O que estamos comendo: comida (de verdade) ou nutrientes?

Por Caroline Zani e Gesiê Castro, nutricionistas

Talvez você nunca tenha parado para refletir sobre a nossa tendência atual de reduzir os alimentos em nutrientes e a alimentação em “dietas nutricionalmente balanceadas”, algo que é frisado em diversos guias alimentares pelo mundo. A isso chamamos de “nutricionismo” – ideologia que influencia a nossa maneira de se relacionar com o alimento.

A ciência da Nutrição tem se caracterizado pelo estudo de nutrientes e composição bioquímica de alimentos, a qual associa os alimentos à saúde/doenças. Nesta perspectiva, os alimentos são classificados em “bons” ou “ruins”, “milagrosos”, “funcionais” ou simplesmente desprezados, determinando o momento na escolha de alimentos. Um grande exemplo disso é o ovo, que já foi demonizado e atualmente aparenta ser mais valorizado, única e exclusivamente devido ao seu perfil nutricional, hora tido como perigoso, hora como ótimo.

O nutricionismo, disseminado principalmente pela Ciência de Tecnologia de Alimentos e Nutrição, estabelece uma estratégia notável de comercialização e, infelizmente, poucos têm questionado esta situação. A abordagem reducionista da alimentação causa confusões na população, uma vez que a recomendação de nutrientes está em mudança constante.

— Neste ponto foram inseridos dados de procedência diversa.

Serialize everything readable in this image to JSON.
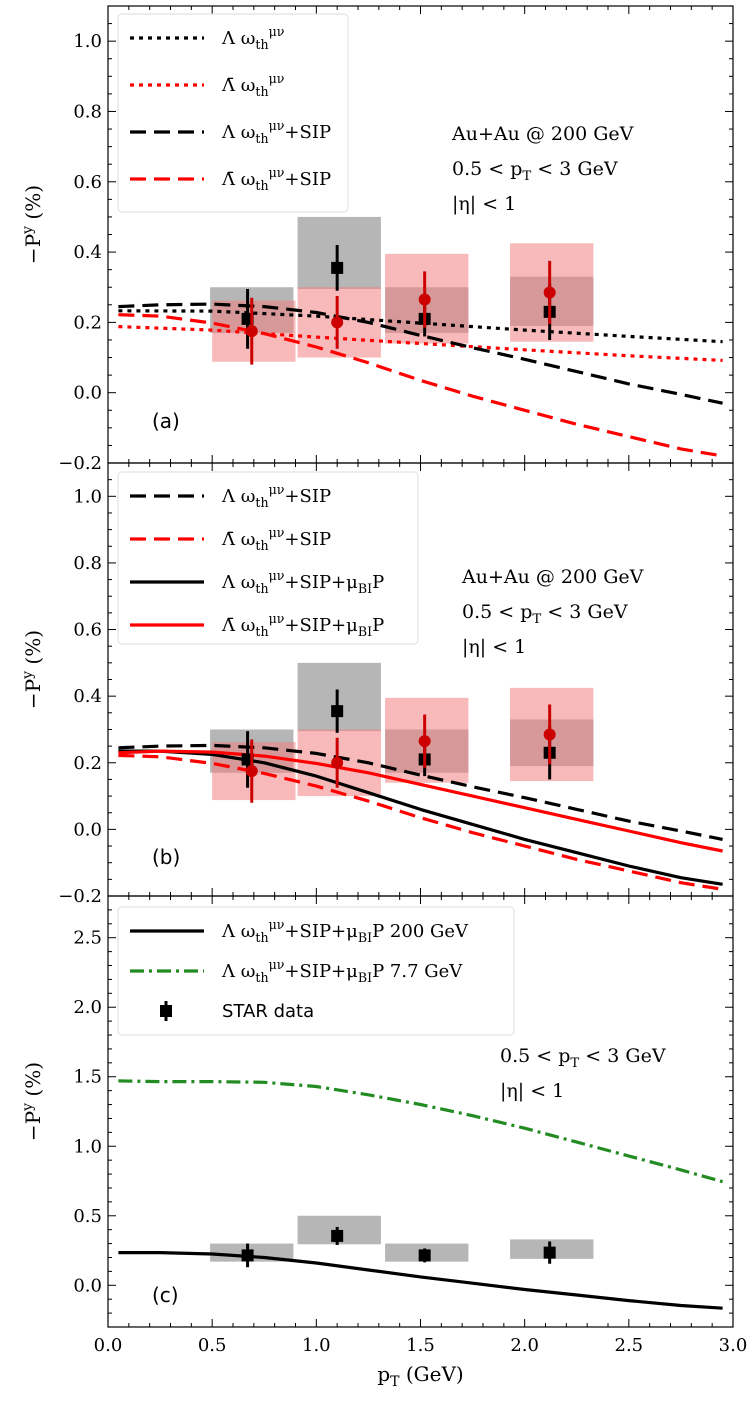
{
  "figure": {
    "xlabel": "p_T (GeV)",
    "x_ticks": [
      "0.0",
      "0.5",
      "1.0",
      "1.5",
      "2.0",
      "2.5",
      "3.0"
    ],
    "xlim": [
      0,
      3
    ]
  },
  "colors": {
    "black": "#000000",
    "red": "#ff0000",
    "green": "#228b22",
    "gray_box": "#a9a9a9",
    "red_box": "#f08080",
    "red_marker": "#cc0000"
  },
  "chart_data": [
    {
      "type": "line",
      "panel_label": "(a)",
      "ylabel": "−P^y (%)",
      "ylim": [
        -0.2,
        1.1
      ],
      "y_ticks": [
        "−0.2",
        "0.0",
        "0.2",
        "0.4",
        "0.6",
        "0.8",
        "1.0"
      ],
      "legend_position": "top-left",
      "annotation": [
        "Au+Au @ 200 GeV",
        "0.5 < p_T < 3 GeV",
        "|η| < 1"
      ],
      "series": [
        {
          "name": "Λ ω_th^μν",
          "color": "#000000",
          "style": "dotted",
          "x": [
            0.05,
            0.5,
            1.0,
            1.5,
            2.0,
            2.5,
            2.95
          ],
          "y": [
            0.233,
            0.232,
            0.218,
            0.198,
            0.178,
            0.16,
            0.145
          ]
        },
        {
          "name": "Λ̄ ω_th^μν",
          "color": "#ff0000",
          "style": "dotted",
          "x": [
            0.05,
            0.5,
            1.0,
            1.5,
            2.0,
            2.5,
            2.95
          ],
          "y": [
            0.188,
            0.178,
            0.158,
            0.14,
            0.122,
            0.105,
            0.092
          ]
        },
        {
          "name": "Λ ω_th^μν+SIP",
          "color": "#000000",
          "style": "dashed",
          "x": [
            0.05,
            0.25,
            0.5,
            0.75,
            1.0,
            1.25,
            1.5,
            1.75,
            2.0,
            2.25,
            2.5,
            2.75,
            2.95
          ],
          "y": [
            0.245,
            0.25,
            0.252,
            0.245,
            0.228,
            0.2,
            0.163,
            0.128,
            0.095,
            0.06,
            0.025,
            -0.005,
            -0.03
          ]
        },
        {
          "name": "Λ̄ ω_th^μν+SIP",
          "color": "#ff0000",
          "style": "dashed",
          "x": [
            0.05,
            0.25,
            0.5,
            0.75,
            1.0,
            1.25,
            1.5,
            1.75,
            2.0,
            2.25,
            2.5,
            2.75,
            2.95
          ],
          "y": [
            0.222,
            0.218,
            0.198,
            0.168,
            0.13,
            0.085,
            0.035,
            -0.01,
            -0.05,
            -0.09,
            -0.125,
            -0.16,
            -0.18
          ]
        }
      ],
      "data_points": [
        {
          "kind": "Λ",
          "x": 0.67,
          "y": 0.21,
          "stat_err": 0.085,
          "sys_box_x": [
            0.49,
            0.89
          ],
          "sys_box_y": [
            0.17,
            0.3
          ]
        },
        {
          "kind": "Λ",
          "x": 1.1,
          "y": 0.355,
          "stat_err": 0.065,
          "sys_box_x": [
            0.91,
            1.31
          ],
          "sys_box_y": [
            0.295,
            0.5
          ]
        },
        {
          "kind": "Λ",
          "x": 1.52,
          "y": 0.21,
          "stat_err": 0.05,
          "sys_box_x": [
            1.33,
            1.73
          ],
          "sys_box_y": [
            0.17,
            0.3
          ]
        },
        {
          "kind": "Λ",
          "x": 2.12,
          "y": 0.23,
          "stat_err": 0.08,
          "sys_box_x": [
            1.93,
            2.33
          ],
          "sys_box_y": [
            0.19,
            0.33
          ]
        },
        {
          "kind": "Λ̄",
          "x": 0.69,
          "y": 0.175,
          "stat_err": 0.095,
          "sys_box_x": [
            0.5,
            0.9
          ],
          "sys_box_y": [
            0.088,
            0.262
          ]
        },
        {
          "kind": "Λ̄",
          "x": 1.1,
          "y": 0.2,
          "stat_err": 0.075,
          "sys_box_x": [
            0.91,
            1.31
          ],
          "sys_box_y": [
            0.1,
            0.3
          ]
        },
        {
          "kind": "Λ̄",
          "x": 1.52,
          "y": 0.265,
          "stat_err": 0.08,
          "sys_box_x": [
            1.33,
            1.73
          ],
          "sys_box_y": [
            0.14,
            0.395
          ]
        },
        {
          "kind": "Λ̄",
          "x": 2.12,
          "y": 0.285,
          "stat_err": 0.09,
          "sys_box_x": [
            1.93,
            2.33
          ],
          "sys_box_y": [
            0.145,
            0.425
          ]
        }
      ]
    },
    {
      "type": "line",
      "panel_label": "(b)",
      "ylabel": "−P^y (%)",
      "ylim": [
        -0.2,
        1.1
      ],
      "y_ticks": [
        "−0.2",
        "0.0",
        "0.2",
        "0.4",
        "0.6",
        "0.8",
        "1.0"
      ],
      "legend_position": "top-left",
      "annotation": [
        "Au+Au @ 200 GeV",
        "0.5 < p_T < 3 GeV",
        "|η| < 1"
      ],
      "series": [
        {
          "name": "Λ ω_th^μν+SIP",
          "color": "#000000",
          "style": "dashed",
          "x": [
            0.05,
            0.25,
            0.5,
            0.75,
            1.0,
            1.25,
            1.5,
            1.75,
            2.0,
            2.25,
            2.5,
            2.75,
            2.95
          ],
          "y": [
            0.245,
            0.25,
            0.252,
            0.245,
            0.228,
            0.2,
            0.163,
            0.128,
            0.095,
            0.06,
            0.025,
            -0.005,
            -0.03
          ]
        },
        {
          "name": "Λ̄ ω_th^μν+SIP",
          "color": "#ff0000",
          "style": "dashed",
          "x": [
            0.05,
            0.25,
            0.5,
            0.75,
            1.0,
            1.25,
            1.5,
            1.75,
            2.0,
            2.25,
            2.5,
            2.75,
            2.95
          ],
          "y": [
            0.222,
            0.218,
            0.198,
            0.168,
            0.13,
            0.085,
            0.035,
            -0.01,
            -0.05,
            -0.09,
            -0.125,
            -0.16,
            -0.18
          ]
        },
        {
          "name": "Λ ω_th^μν+SIP+μ_BIP",
          "color": "#000000",
          "style": "solid",
          "x": [
            0.05,
            0.25,
            0.5,
            0.75,
            1.0,
            1.25,
            1.5,
            1.75,
            2.0,
            2.25,
            2.5,
            2.75,
            2.95
          ],
          "y": [
            0.235,
            0.235,
            0.225,
            0.2,
            0.16,
            0.11,
            0.06,
            0.015,
            -0.03,
            -0.07,
            -0.11,
            -0.145,
            -0.165
          ]
        },
        {
          "name": "Λ̄ ω_th^μν+SIP+μ_BIP",
          "color": "#ff0000",
          "style": "solid",
          "x": [
            0.05,
            0.25,
            0.5,
            0.75,
            1.0,
            1.25,
            1.5,
            1.75,
            2.0,
            2.25,
            2.5,
            2.75,
            2.95
          ],
          "y": [
            0.23,
            0.235,
            0.232,
            0.22,
            0.198,
            0.17,
            0.135,
            0.1,
            0.065,
            0.03,
            -0.005,
            -0.04,
            -0.065
          ]
        }
      ],
      "data_points": [
        {
          "kind": "Λ",
          "x": 0.67,
          "y": 0.21,
          "stat_err": 0.085,
          "sys_box_x": [
            0.49,
            0.89
          ],
          "sys_box_y": [
            0.17,
            0.3
          ]
        },
        {
          "kind": "Λ",
          "x": 1.1,
          "y": 0.355,
          "stat_err": 0.065,
          "sys_box_x": [
            0.91,
            1.31
          ],
          "sys_box_y": [
            0.295,
            0.5
          ]
        },
        {
          "kind": "Λ",
          "x": 1.52,
          "y": 0.21,
          "stat_err": 0.05,
          "sys_box_x": [
            1.33,
            1.73
          ],
          "sys_box_y": [
            0.17,
            0.3
          ]
        },
        {
          "kind": "Λ",
          "x": 2.12,
          "y": 0.23,
          "stat_err": 0.08,
          "sys_box_x": [
            1.93,
            2.33
          ],
          "sys_box_y": [
            0.19,
            0.33
          ]
        },
        {
          "kind": "Λ̄",
          "x": 0.69,
          "y": 0.175,
          "stat_err": 0.095,
          "sys_box_x": [
            0.5,
            0.9
          ],
          "sys_box_y": [
            0.088,
            0.262
          ]
        },
        {
          "kind": "Λ̄",
          "x": 1.1,
          "y": 0.2,
          "stat_err": 0.075,
          "sys_box_x": [
            0.91,
            1.31
          ],
          "sys_box_y": [
            0.1,
            0.3
          ]
        },
        {
          "kind": "Λ̄",
          "x": 1.52,
          "y": 0.265,
          "stat_err": 0.08,
          "sys_box_x": [
            1.33,
            1.73
          ],
          "sys_box_y": [
            0.14,
            0.395
          ]
        },
        {
          "kind": "Λ̄",
          "x": 2.12,
          "y": 0.285,
          "stat_err": 0.09,
          "sys_box_x": [
            1.93,
            2.33
          ],
          "sys_box_y": [
            0.145,
            0.425
          ]
        }
      ]
    },
    {
      "type": "line",
      "panel_label": "(c)",
      "ylabel": "−P^y (%)",
      "ylim": [
        -0.3,
        2.8
      ],
      "y_ticks": [
        "0.0",
        "0.5",
        "1.0",
        "1.5",
        "2.0",
        "2.5"
      ],
      "legend_position": "top-left",
      "annotation": [
        "0.5 < p_T < 3 GeV",
        "|η| < 1"
      ],
      "series": [
        {
          "name": "Λ ω_th^μν+SIP+μ_BIP 200 GeV",
          "color": "#000000",
          "style": "solid",
          "x": [
            0.05,
            0.25,
            0.5,
            0.75,
            1.0,
            1.25,
            1.5,
            1.75,
            2.0,
            2.25,
            2.5,
            2.75,
            2.95
          ],
          "y": [
            0.235,
            0.235,
            0.225,
            0.2,
            0.16,
            0.11,
            0.06,
            0.015,
            -0.03,
            -0.07,
            -0.11,
            -0.145,
            -0.165
          ]
        },
        {
          "name": "Λ ω_th^μν+SIP+μ_BIP 7.7 GeV",
          "color": "#228b22",
          "style": "dashdot",
          "x": [
            0.05,
            0.25,
            0.5,
            0.75,
            1.0,
            1.25,
            1.5,
            1.75,
            2.0,
            2.25,
            2.5,
            2.75,
            2.95
          ],
          "y": [
            1.47,
            1.465,
            1.465,
            1.46,
            1.43,
            1.37,
            1.3,
            1.22,
            1.13,
            1.03,
            0.93,
            0.83,
            0.745
          ]
        }
      ],
      "data_legend": "STAR data",
      "data_points": [
        {
          "kind": "Λ",
          "x": 0.67,
          "y": 0.215,
          "stat_err": 0.085,
          "sys_box_x": [
            0.49,
            0.89
          ],
          "sys_box_y": [
            0.17,
            0.3
          ]
        },
        {
          "kind": "Λ",
          "x": 1.1,
          "y": 0.355,
          "stat_err": 0.065,
          "sys_box_x": [
            0.91,
            1.31
          ],
          "sys_box_y": [
            0.295,
            0.5
          ]
        },
        {
          "kind": "Λ",
          "x": 1.52,
          "y": 0.215,
          "stat_err": 0.05,
          "sys_box_x": [
            1.33,
            1.73
          ],
          "sys_box_y": [
            0.17,
            0.3
          ]
        },
        {
          "kind": "Λ",
          "x": 2.12,
          "y": 0.235,
          "stat_err": 0.08,
          "sys_box_x": [
            1.93,
            2.33
          ],
          "sys_box_y": [
            0.19,
            0.33
          ]
        }
      ]
    }
  ]
}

A solução é resgatar o nosso relacionamento com a comida. Pensando nisso, o Ministério da Saúde elaborou no ano de 2014 o “Guia Alimentar para a População Brasileira”, um documento inovador e reconhecido internacionalmente, que ressalta em sua recomendação outros aspectos da alimentação, como a dimensão cultural, a valorização de preparações culinárias e o sistema de produção sustentável.

O Guia Alimentar facilita as escolhas alimentares ao se fundamentar na natureza do alimento, ou seja, o quão natural o alimento/bebida é, assim como enfatiza o padrão tradicional de alimentação. O material incentiva-nos a preferir alimentos in natura ou minimamente processados e preparações culinárias a ultraprocessados.

  • In natura: alimentos obtidos de planta ou animal sem alteração. Exemplo: frutas, verduras, legumes, carnes, ovos.
  • Minimamente processados: alimentos in natura que sofreram alterações mínimas. Exemplo: arroz, feijão, farinhas (trigo, mandioca, milho), leite pasteurizado.
  • Ultraprocessados: nesses produtos são utilizados substâncias como “cosméticos”, para conferir características artificiais, pelo fato de não serem comida de verdade, e sim produtos alimentícios.

Apesar de nos encontrarmos em um ambiente fortemente influenciado pela Indústria de Alimentos, que oferece saídas tentadoras para a falta de tempo e praticidade, como alimentos e refeições prontos para consumo, é essencial entender a importância de se priorizar a comida caseira e escolhas mais naturais na alimentação no nosso dia a dia.

O Brasil possui uma cultura alimentar muito rica e diversificada, construída por cada região e sua população. É necessário resgatar e enaltecer nossa cultura, pois percebemos que ceder ao marketing agressivo da Indústria de Alimentos e à importação de culturas alimentares de outros países contribui para a piora de saúde da população em geral e perda da essência brasileira.

Referências

Monteiro, C.A. et al. Dietary guidelines to nourish humanity and the planet in the twenty-first century. A blueprint from Brazil. Public Health Nutrition, 2015, Vol.18, nº13, p 2311–2322.

SCRINIS, Gyorgy. On the Ideology of Nutritionism. Gastronomica, 2008, Vol.8, nº1, p 39-48.